Cinéma

Leaving Las Vegas, l’histoire d’amour qui refuse de sauver qui que ce soit

Liv Altman

Il y a un moment, très tôt, où Ben Sanderson décide de boire jusqu’à en mourir, et le film le prend simplement au mot. Aucune intervention ne survient. Aucun ami n’organise de sauvetage. Leaving Las Vegas repose sur ce renoncement : il regarde un homme se défaire lui-même et une femme l’aimer malgré tout, et il ne leur demande pas une seule fois de devenir quelqu’un de plus commode. Mike Figgis transforme ce qui aurait pu être un sombre avertissement de santé publique en quelque chose de bien plus étrange et bouleversant : une histoire d’amour entre deux êtres qui conviennent, en toute lucidité, de ne pas se sauver l’un l’autre.

Nicolas Cage incarne Ben, un scénariste de Hollywood qui a déjà perdu le travail, le mariage et la dignité au moment où nous le rencontrons ; il ne lui reste que l’appétit. Cage s’engage dans le rôle avec une honnêteté physique qui saisit encore : le tremblement des mains, l’éclat humide d’un homme en permanence trois verres au-delà de la cohérence, le charme qui se rallume par intermittence comme une enseigne défaillante. C’est une interprétation sans la moindre vanité, et elle lui a valu l’Academy Award du meilleur acteur. Trois décennies plus tard, c’est toujours l’étalon auquel on le mesure.

Elisabeth Shue, en Sera, apporte l’autre moitié du film et, sans doute, son interprétation la plus courageuse.
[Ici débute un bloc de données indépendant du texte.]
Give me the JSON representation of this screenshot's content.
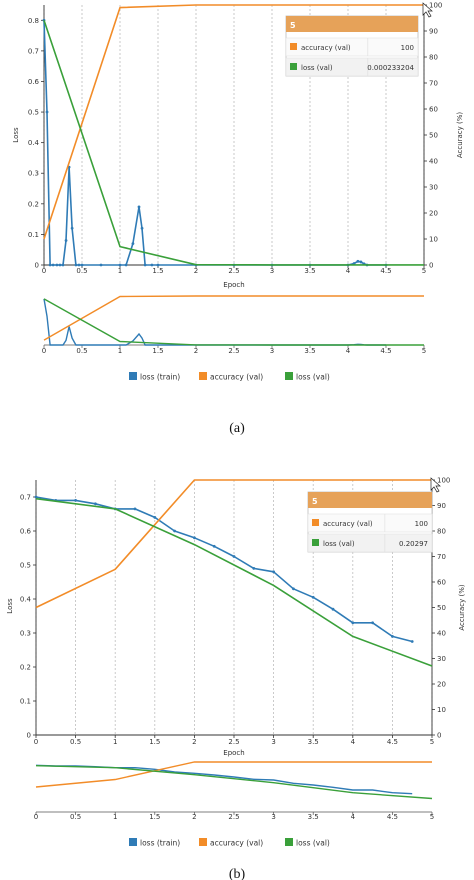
{
  "colors": {
    "loss_train": "#2f7bb6",
    "accuracy_val": "#f28c28",
    "loss_val": "#3aa03a",
    "grid": "#bdbdbd",
    "tooltip_header": "#e6a259"
  },
  "legend": [
    {
      "key": "loss_train",
      "label": "loss (train)"
    },
    {
      "key": "accuracy_val",
      "label": "accuracy (val)"
    },
    {
      "key": "loss_val",
      "label": "loss (val)"
    }
  ],
  "panels": [
    {
      "caption": "(a)",
      "tooltip": {
        "title": "5",
        "rows": [
          {
            "key": "accuracy_val",
            "label": "accuracy (val)",
            "value": "100"
          },
          {
            "key": "loss_val",
            "label": "loss (val)",
            "value": "0.000233204"
          }
        ]
      }
    },
    {
      "caption": "(b)",
      "tooltip": {
        "title": "5",
        "rows": [
          {
            "key": "accuracy_val",
            "label": "accuracy (val)",
            "value": "100"
          },
          {
            "key": "loss_val",
            "label": "loss (val)",
            "value": "0.20297"
          }
        ]
      }
    }
  ],
  "chart_data": [
    {
      "type": "line",
      "xlabel": "Epoch",
      "ylabel_left": "Loss",
      "ylabel_right": "Accuracy (%)",
      "xlim": [
        0,
        5
      ],
      "ylim_left": [
        0,
        0.85
      ],
      "ylim_right": [
        0,
        100
      ],
      "xticks": [
        "0",
        "0.5",
        "1",
        "1.5",
        "2",
        "2.5",
        "3",
        "3.5",
        "4",
        "4.5",
        "5"
      ],
      "yticks_left": [
        "0",
        "0.1",
        "0.2",
        "0.3",
        "0.4",
        "0.5",
        "0.6",
        "0.7",
        "0.8"
      ],
      "yticks_right": [
        "0",
        "10",
        "20",
        "30",
        "40",
        "50",
        "60",
        "70",
        "80",
        "90",
        "100"
      ],
      "grid": "vertical dashed",
      "series": [
        {
          "key": "loss_train",
          "name": "loss (train)",
          "axis": "left",
          "x": [
            0,
            0.04,
            0.08,
            0.12,
            0.17,
            0.21,
            0.25,
            0.29,
            0.33,
            0.37,
            0.42,
            0.46,
            0.5,
            0.75,
            1.0,
            1.08,
            1.17,
            1.25,
            1.29,
            1.33,
            1.42,
            1.5,
            2.0,
            2.5,
            3.0,
            3.5,
            4.0,
            4.08,
            4.13,
            4.17,
            4.21,
            4.25,
            4.5
          ],
          "values": [
            0.8,
            0.5,
            0.0,
            0.0,
            0.0,
            0.0,
            0.0,
            0.08,
            0.32,
            0.12,
            0.0,
            0.0,
            0.0,
            0.0,
            0.0,
            0.0,
            0.07,
            0.19,
            0.12,
            0.0,
            0.0,
            0.0,
            0.0,
            0.0,
            0.0,
            0.0,
            0.0,
            0.005,
            0.012,
            0.01,
            0.004,
            0.0,
            0.0
          ]
        },
        {
          "key": "accuracy_val",
          "name": "accuracy (val)",
          "axis": "right",
          "x": [
            0,
            1,
            2,
            3,
            4,
            5
          ],
          "values": [
            10,
            99,
            100,
            100,
            100,
            100
          ]
        },
        {
          "key": "loss_val",
          "name": "loss (val)",
          "axis": "left",
          "x": [
            0,
            1,
            2,
            3,
            4,
            5
          ],
          "values": [
            0.8,
            0.06,
            0.001,
            0.0003,
            0.0002,
            0.000233204
          ]
        }
      ]
    },
    {
      "type": "line",
      "xlabel": "Epoch",
      "ylabel_left": "Loss",
      "ylabel_right": "Accuracy (%)",
      "xlim": [
        0,
        5
      ],
      "ylim_left": [
        0,
        0.75
      ],
      "ylim_right": [
        0,
        100
      ],
      "xticks": [
        "0",
        "0.5",
        "1",
        "1.5",
        "2",
        "2.5",
        "3",
        "3.5",
        "4",
        "4.5",
        "5"
      ],
      "yticks_left": [
        "0",
        "0.1",
        "0.2",
        "0.3",
        "0.4",
        "0.5",
        "0.6",
        "0.7"
      ],
      "yticks_right": [
        "0",
        "10",
        "20",
        "30",
        "40",
        "50",
        "60",
        "70",
        "80",
        "90",
        "100"
      ],
      "grid": "vertical dashed",
      "series": [
        {
          "key": "loss_train",
          "name": "loss (train)",
          "axis": "left",
          "x": [
            0,
            0.25,
            0.5,
            0.75,
            1.0,
            1.25,
            1.5,
            1.75,
            2.0,
            2.25,
            2.5,
            2.75,
            3.0,
            3.25,
            3.5,
            3.75,
            4.0,
            4.25,
            4.5,
            4.75
          ],
          "values": [
            0.7,
            0.69,
            0.69,
            0.68,
            0.665,
            0.665,
            0.64,
            0.6,
            0.58,
            0.555,
            0.525,
            0.49,
            0.48,
            0.43,
            0.405,
            0.37,
            0.33,
            0.33,
            0.29,
            0.275
          ]
        },
        {
          "key": "accuracy_val",
          "name": "accuracy (val)",
          "axis": "right",
          "x": [
            0,
            1,
            2,
            3,
            4,
            5
          ],
          "values": [
            50,
            65,
            100,
            100,
            100,
            100
          ]
        },
        {
          "key": "loss_val",
          "name": "loss (val)",
          "axis": "left",
          "x": [
            0,
            1,
            2,
            3,
            4,
            5
          ],
          "values": [
            0.695,
            0.665,
            0.56,
            0.44,
            0.29,
            0.20297
          ]
        }
      ]
    }
  ]
}
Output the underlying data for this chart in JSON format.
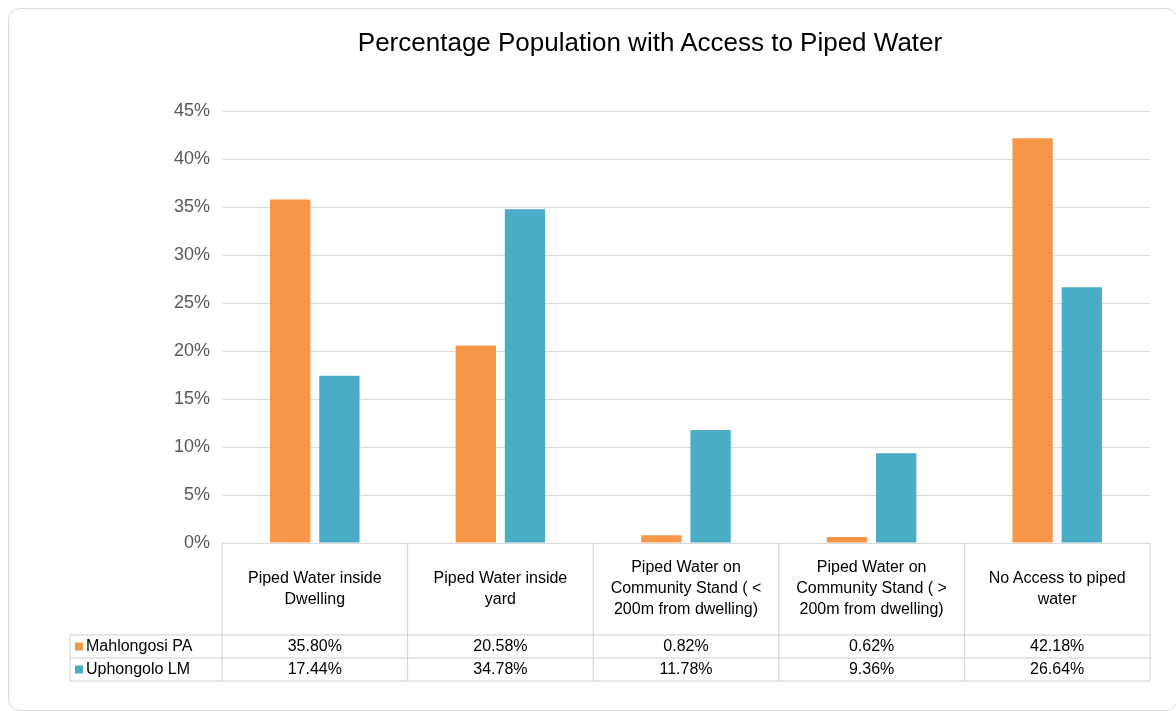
{
  "chart_data": {
    "type": "bar",
    "title": "Percentage Population with Access to Piped Water",
    "categories": [
      "Piped Water inside Dwelling",
      "Piped Water inside yard",
      "Piped Water on Community Stand ( < 200m from dwelling)",
      "Piped Water on Community Stand ( > 200m from dwelling)",
      "No Access to piped water"
    ],
    "series": [
      {
        "name": "Mahlongosi PA",
        "color": "#f79646",
        "values": [
          35.8,
          20.58,
          0.82,
          0.62,
          42.18
        ],
        "value_labels": [
          "35.80%",
          "20.58%",
          "0.82%",
          "0.62%",
          "42.18%"
        ]
      },
      {
        "name": "Uphongolo LM",
        "color": "#4bacc6",
        "values": [
          17.44,
          34.78,
          11.78,
          9.36,
          26.64
        ],
        "value_labels": [
          "17.44%",
          "34.78%",
          "11.78%",
          "9.36%",
          "26.64%"
        ]
      }
    ],
    "ylim": [
      0,
      45
    ],
    "yticks": [
      {
        "value": 0,
        "label": "0%"
      },
      {
        "value": 5,
        "label": "5%"
      },
      {
        "value": 10,
        "label": "10%"
      },
      {
        "value": 15,
        "label": "15%"
      },
      {
        "value": 20,
        "label": "20%"
      },
      {
        "value": 25,
        "label": "25%"
      },
      {
        "value": 30,
        "label": "30%"
      },
      {
        "value": 35,
        "label": "35%"
      },
      {
        "value": 40,
        "label": "40%"
      },
      {
        "value": 45,
        "label": "45%"
      }
    ],
    "grid": "y",
    "legend": "bottom"
  }
}
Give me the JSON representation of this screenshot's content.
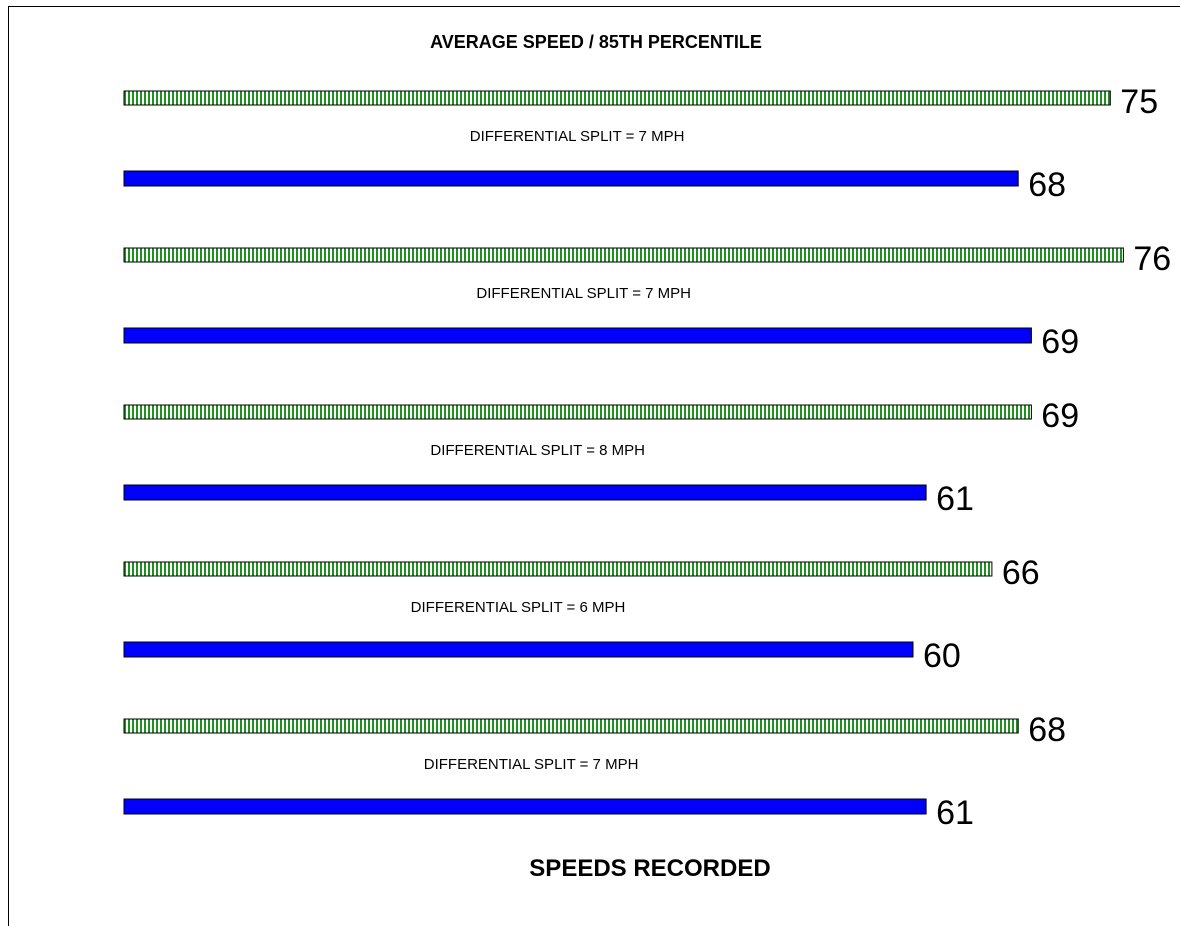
{
  "chart_data": {
    "type": "bar",
    "orientation": "horizontal",
    "title": "AVERAGE SPEED / 85TH PERCENTILE",
    "xlabel": "SPEEDS RECORDED",
    "ylabel": "",
    "grid": false,
    "legend": "none",
    "units": "MPH",
    "colors": {
      "percentile_85": "#1f8f1f",
      "average": "#0000ff",
      "outline": "#000000"
    },
    "groups": [
      {
        "percentile_85": 75,
        "average": 68,
        "split_label": "DIFFERENTIAL SPLIT = 7 MPH"
      },
      {
        "percentile_85": 76,
        "average": 69,
        "split_label": "DIFFERENTIAL SPLIT = 7 MPH"
      },
      {
        "percentile_85": 69,
        "average": 61,
        "split_label": "DIFFERENTIAL SPLIT = 8 MPH"
      },
      {
        "percentile_85": 66,
        "average": 60,
        "split_label": "DIFFERENTIAL SPLIT = 6 MPH"
      },
      {
        "percentile_85": 68,
        "average": 61,
        "split_label": "DIFFERENTIAL SPLIT = 7 MPH"
      }
    ]
  }
}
Sera est une travailleuse du sexe de Las Vegas qui recueille Ben, et Shue refuse tous les clichés que le rôle appelle : elle la joue attentive, drôle, blessée et entièrement maîtresse de ses choix. Le lien qui se noue entre eux n’a rien de rédempteur et ne tourne pas vraiment autour du sexe ; c’est un pacte d’acceptation. Il lui dit qu’elle ne pourra jamais, au grand jamais, lui demander d’arrêter de boire, et elle accepte. Shue fut nommée à l’Academy Award de la meilleure actrice, et elle tient tête à Cage plan après plan.

Elisabeth Shue dans le rôle de Sera dans Leaving Las Vegas
Elisabeth Shue en Sera, le rôle qui lui valut une nomination à l’Academy Award.

Figgis, venu de la musique et du clip, filme tout cela en Super 16 granuleux, si bien que le néon déborde et que les chambres semblent chaudes et étouffantes, éclairées par des lampes de chevet et la lueur des casinos. Il a composé lui-même une grande part de la partition, un jazz enfumé d’après minuit, et le film avance à ce rythme plutôt qu’aux soubresauts de l’intrigue. Surtout, il refuse de juger. Pas de voix moralisatrice, pas de sociologie, pas de sermon au troisième acte ; la caméra reste à hauteur de regard de deux êtres et laisse la tendresse et l’horreur partager le même cadre.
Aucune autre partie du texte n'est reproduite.